Position in Research Publications
- The gross budgetary support for the science and technology sector has significantly increased during the last decade. The impact of such increase is becoming evident.
- India ranks ninth globally in the number of scientific publications and 12th in the number of patents filed. The Composite Annual Growth Rate (CAGR) of Indian publications is around 12±1% and India’s global share has increased from 1.8% in 2001 to 3.5% in 2011.
- But the percentage of Indian publications in the top 1 % impact making journals is only 2.5%.
- By 2020, the global share of publications must double and the number of papers in the top 1 % journals must quadruple from the current levels.
- Promoting the spread of scientific temper amongst all sections of society.
- Enhancing skill for applications of science among the young from all social strata.
- Making careers in science, research and innovation attractive enough for talented and bright minds.
- Establishing world class infrastructure for R&D for gaining global leadership in some select frontier areas of science.
- Positioning India among the top five global scientific powers by 2020.
- Linking contributions of science, research and innovation system with the inclusive economic growth agenda and combining priorities of excellence and relevance.
- Creating an environment for enhanced Private Sector Participation in R&D.
- Enabling conversion of R&D outputs into societal and commercial applications by replicating hitherto successful models as well as establishing of new PPP structures.
- Seeding S&T-based high-risk innovations through new mechanisms.
- Fostering resource-optimized, cost-effective innovations across size and technology domains.
- Triggering changes in the mindset and value systems to recognize, respect and reward performances which create wealth from S& T derived knowledge.
- Creating a robust national innovation system
Focus of the Policy
- Facilitating private sector investment in R&D centres in India and overseas.

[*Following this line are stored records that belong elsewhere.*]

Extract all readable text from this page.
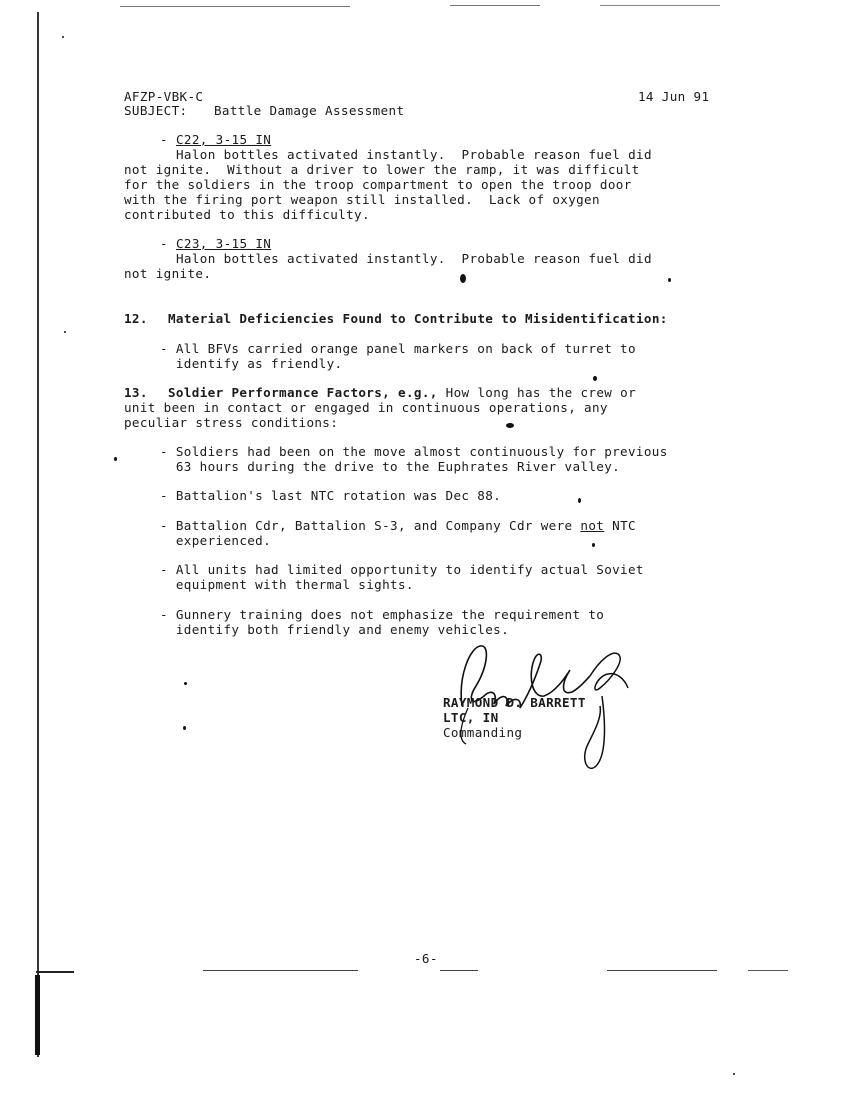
AFZP-VBK-C	14 Jun 91
SUBJECT: Battle Damage Assessment
- C22, 3-15 IN
Halon bottles activated instantly.  Probable reason fuel did
not ignite.  Without a driver to lower the ramp, it was difficult
for the soldiers in the troop compartment to open the troop door
with the firing port weapon still installed.  Lack of oxygen
contributed to this difficulty.
- C23, 3-15 IN
Halon bottles activated instantly.  Probable reason fuel did
not ignite.
12. Material Deficiencies Found to Contribute to Misidentification:
- All BFVs carried orange panel markers on back of turret to
identify as friendly.
13. Soldier Performance Factors, e.g., How long has the crew or
unit been in contact or engaged in continuous operations, any
peculiar stress conditions:
- Soldiers had been on the move almost continuously for previous
63 hours during the drive to the Euphrates River valley.
- Battalion's last NTC rotation was Dec 88.
- Battalion Cdr, Battalion S-3, and Company Cdr were not NTC
experienced.
- All units had limited opportunity to identify actual Soviet
equipment with thermal sights.
- Gunnery training does not emphasize the requirement to
identify both friendly and enemy vehicles.
RAYMOND D. BARRETT
LTC, IN
Commanding
-6-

- Promoting establishment of large R&D facilities in PPP mode with provisions for benefits sharing.
- Permitting multi stakeholders participation in the Indian R&D system.
- Treating R&D in the private sector at par with public institutions for availing public funds. Bench marking of R&D funding mechanisms and patterns globally.
- Modifying IPR policy to provide for marching rights for social good when supported by public funds and for co-sharing IPRs generated under PPP.
- Launching newer mechanisms for nurturing Technology Business Incubators (TBls) and science-led entrepreneurship.
- Providing incentives for commercialization of innovations with focus on green manufacturing Important Observations Policy places greater thrust on innovation, establishing research institutes and encourage women scientists with an aim to position itself among the top five scientific powers in the world by 2020.
- It talks about modifying the intellectual property regime to provide for marching rights for social good when supported by public funds and co-sharing of patents generated in the public private partnership mode.
- Aims at producing and nurturing talent in science, to stimulate research in universities, to develop young leaders in the field of science and to reward performance.
- Seeks to create a policy environment for greater private sector participation in research and innovation and to forge international alliances and collaborations to meet the national agenda.
- Talks of raising gross expenditure in R&D to two per cent of GDP from the current one per cent in this decade by encouraging enhanced private sector contribution.
- Seeks to trigger an ecosystem for innovative abilities to flourish by leveraging partnerships among diverse stakeholders and by encouraging and facilitating enterprises to invest in innovations.
The policy hardly describes any structural or procedural changes which will achieve the grand goal of integrating science, technology and innovation to create value in an inclusive manner.